Conheci Guilherme Dalla Déa em 2009. Eu cobria esportes para um jornal de São Carlos/SP e ele era o técnico do sub-20 do São Carlos F.C.
Era uma época em que o São Carlos F.C. tinha um bom trabalho nas categorias de base. Excetuando os clubes grandes do estado, a Águia da Central era uma das melhores equipes do interior de São Paulo e sempre surpreendia nos torneios que disputava, chegando nas fase finais.
Imagem:Daniel Mundim |
Eu cobri jogos do Campeonato Paulista sub-15, 17 e 20 e recordo de ver os dirigentes dos times adversários se mostrando surpresos com a equipe carlopolitana. Sempre me perguntavam sobre como era feito o trabalho. Se surpreendiam com a continuidade, o entrosamento dos rapazes e o bom futebol. Muitas vezes esses cartolas me confessavam que em suas equipes, naquele jogo contra o São Carlos, estavam estreando 5 ou 6 atletas, demonstrando uma falta de cuidado na montagem dos planteis.
Dalla Déa chamava a atenção por ser um treinador que todos gostavam, jogava um futebol ofensivo e cativava a todos com sua fala mansa e modo educado. Todos torciam pelo seu sucesso.
Dalla Déa chamava a atenção por ser um treinador que todos gostavam, jogava um futebol ofensivo e cativava a todos com sua fala mansa e modo educado. Todos torciam pelo seu sucesso.
Infelizmente, o São Carlos F.C. acabou tendo problemas financeiros, o time profissional não conseguiu bons resultados e o futebol da cidade novamente ficou a mercê de uma esquadra competitiva e de destaque.
Mas Dalla Déa seguiu bem o seu rumo, se transferindo em 2012 para o São Paulo e em 2015 era técnico da Seleção Brasileira.
Em 2019, pelo Escrete Verde-Amarelo sub-17, o são-carlense de 49 anos viveu entre o inferno e o céu: no primeiro semestre fez uma campanha ruim no Sul-Americano, onde foi eliminado na primeira fase, mas depois acabou sendo campeão da Copa do Mundo realizada no final do ano.
Para falar sobre essas agonias e façanhas , conseguimos, depois de muitos desencontros, agendar uma entrevista. E esta matéria é a 100ª do meu blog. O que a faz mais especial. Completando essa edição, contei ainda com a participação do meu amigo e jornalista João Marcos Assunção, que sempre acompanha bem o futebol e me apoia nas minhas postagens. Fica aqui o agradecimento desta vez, por elaborar algumas perguntas.
Confira:
O futebol é algo intrínseco na cultura brasileira. Logo, todos temos contato com o esporte desde criança. Com Guilherme Dalla Déa não foi diferente e havia uma inspiração na família: seu pai, Antonio Carlos, conhecido popularmente como Tacão, foi goleiro de equipes do interior de São Paulo. Logo, um exemplo para o até então menino nascido em 28/04/1971. Entretanto, no início, Guilherme gostava de jogar na linha. Tinha como inspiração o meia Zico, o grande jogador brasileiro do final dos anos 70 e início de 80. A Seleção de 82 era a grande referência para o jovem paulista.
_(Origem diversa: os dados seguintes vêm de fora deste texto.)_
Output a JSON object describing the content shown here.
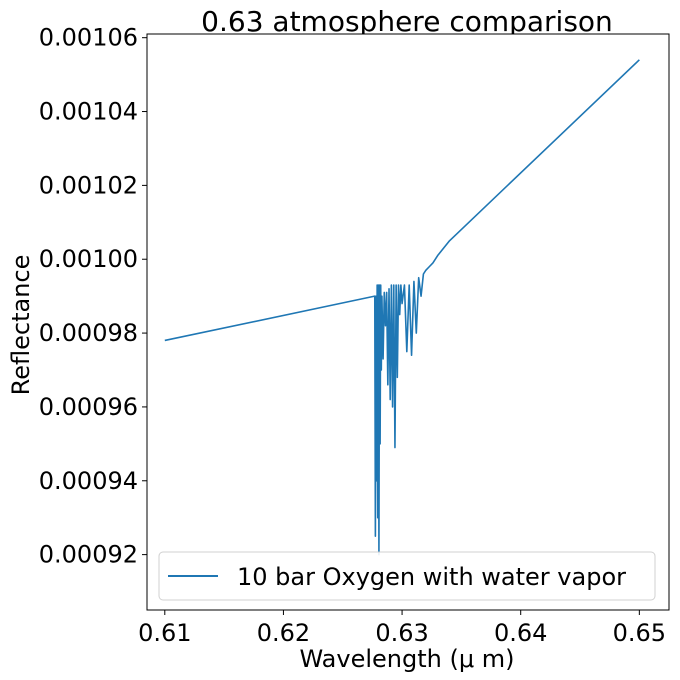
{
  "chart_data": {
    "type": "line",
    "title": "0.63 atmosphere comparison",
    "xlabel": "Wavelength (μ m)",
    "ylabel": "Reflectance",
    "xlim": [
      0.6085,
      0.6525
    ],
    "ylim": [
      0.000905,
      0.001061
    ],
    "x_ticks": [
      0.61,
      0.62,
      0.63,
      0.64,
      0.65
    ],
    "x_tick_labels": [
      "0.61",
      "0.62",
      "0.63",
      "0.64",
      "0.65"
    ],
    "y_ticks": [
      0.00092,
      0.00094,
      0.00096,
      0.00098,
      0.001,
      0.00102,
      0.00104,
      0.00106
    ],
    "y_tick_labels": [
      "0.00092",
      "0.00094",
      "0.00096",
      "0.00098",
      "0.00100",
      "0.00102",
      "0.00104",
      "0.00106"
    ],
    "grid": false,
    "legend_position": "lower-right",
    "series": [
      {
        "name": "10 bar Oxygen with water vapor",
        "color": "#1f77b4",
        "x": [
          0.61,
          0.6277,
          0.62775,
          0.6278,
          0.62785,
          0.6279,
          0.62795,
          0.628,
          0.62805,
          0.6281,
          0.62815,
          0.6282,
          0.62825,
          0.6283,
          0.6284,
          0.6285,
          0.6286,
          0.6287,
          0.6288,
          0.6289,
          0.629,
          0.6291,
          0.6292,
          0.6293,
          0.6294,
          0.6295,
          0.6296,
          0.6297,
          0.6298,
          0.6299,
          0.63,
          0.6302,
          0.6304,
          0.6306,
          0.6308,
          0.631,
          0.6312,
          0.6314,
          0.6316,
          0.6318,
          0.632,
          0.6323,
          0.6326,
          0.633,
          0.6335,
          0.634,
          0.65
        ],
        "y": [
          0.000978,
          0.00099,
          0.000925,
          0.00099,
          0.00094,
          0.000993,
          0.00093,
          0.000993,
          0.00092,
          0.000993,
          0.00095,
          0.000993,
          0.00097,
          0.00099,
          0.000973,
          0.000991,
          0.000982,
          0.000991,
          0.000966,
          0.000992,
          0.000962,
          0.000993,
          0.00096,
          0.000993,
          0.000949,
          0.000993,
          0.000968,
          0.000993,
          0.000985,
          0.000993,
          0.000988,
          0.000993,
          0.000975,
          0.000993,
          0.000974,
          0.000994,
          0.00098,
          0.000995,
          0.00099,
          0.000996,
          0.000997,
          0.000998,
          0.000999,
          0.001001,
          0.001003,
          0.001005,
          0.001054
        ]
      }
    ]
  }
}
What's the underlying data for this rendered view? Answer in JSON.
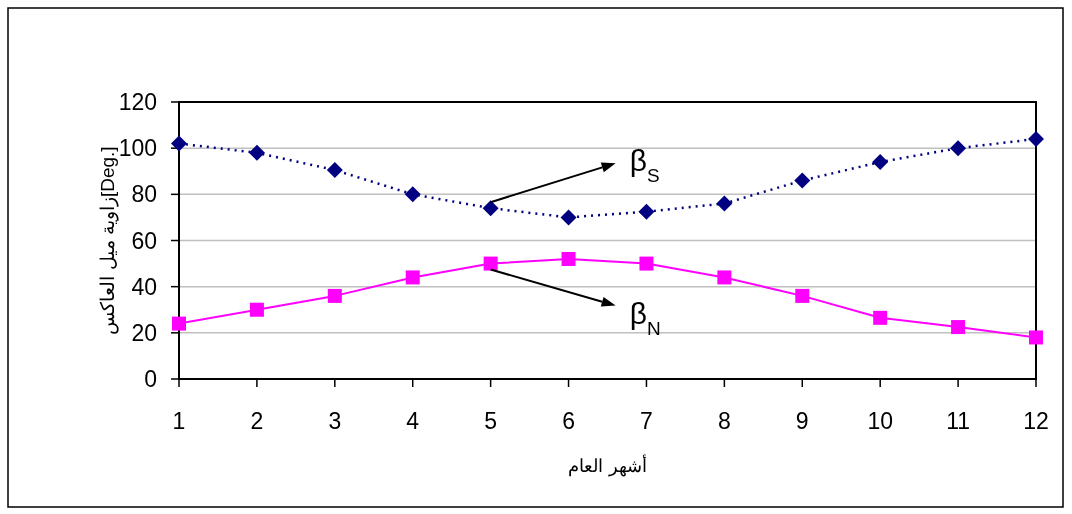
{
  "chart_data": {
    "type": "line",
    "xlabel": "أشهر العام",
    "ylabel": "زاوية ميل العاكس[Deg.]",
    "x": [
      1,
      2,
      3,
      4,
      5,
      6,
      7,
      8,
      9,
      10,
      11,
      12
    ],
    "xlim": [
      1,
      12
    ],
    "xticks": [
      1,
      2,
      3,
      4,
      5,
      6,
      7,
      8,
      9,
      10,
      11,
      12
    ],
    "ylim": [
      0,
      120
    ],
    "yticks": [
      0,
      20,
      40,
      60,
      80,
      100,
      120
    ],
    "grid": "y",
    "series": [
      {
        "color": "#000080",
        "marker": "diamond",
        "line_style": "dotted",
        "values": [
          102,
          98,
          90.5,
          80,
          74,
          70,
          72.5,
          76,
          86,
          94,
          100,
          104
        ]
      },
      {
        "color": "#ff00ff",
        "marker": "square",
        "line_style": "solid",
        "values": [
          24,
          30,
          36,
          44,
          50,
          52,
          50,
          44,
          36,
          26.5,
          22.5,
          18
        ]
      }
    ],
    "annotations": [
      {
        "text": "β$_{S}$",
        "x": 5,
        "y": 74
      },
      {
        "text": "β$_{N}$",
        "x": 5,
        "y": 50
      }
    ]
  }
}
Até que um dia, quando tinha por volta de 12 anos, no time em que atuava na Faber-Castell, seu treinador o questionou se não queria tentar jogar no gol. O que era para ser um 'tapa-buraco' , acabou ficando sério e seguiu investindo na carreira de arqueiro. Até que em 1990 surgiu a oportunidade de ser o camisa 1 do Lençoense.
Uma história curiosa que ronda o futebol de São Carlos, é que quando Dalla Déa esteve na equipe de Lençóis Paulista, era o titular e seu reserva imediato era 'um tal' de Marcos, que viria a fazer história no Palmeiras e ser o camisa 1 do pentacampeonato da Seleção Brasileira em 2002. Nessa entrevista exclusiva ao Arquivos e Histórias F.C., o agora técnico esclarece esse fato e diz que são 'meias-verdades'.
"Existe essa história. O problema é que muitos falam sem conhecimento e acabam aumentando o fato. O Marcos é dois anos mais novo que eu. Quando eu estava no Lençoense eu era do time sub-20. O Marcos era do sub-18. Como ocorre em categorias de base, os destaques das menores vão subindo e ganhando experiência nas categorias de cima. Sempre respeitando a hierarquia. Em alguns momentos, o Marcos concentrou com o time sub-20. Mas não era sempre. Não era um cara do nosso plantel. Então, ele foi meu reserva imediato nessa condição e em uns 2 ou 3 jogos apenas", esclareceu Dalla Déa.
Em 1991, Dalla Déa faria parte do plantel da Lençoense que disputaria a Taça São Paulo de Juniores. No entanto, o futebolista abriu mão do torneio para poder se dedicar ao vestibular e posteriormente ao curso de educação física.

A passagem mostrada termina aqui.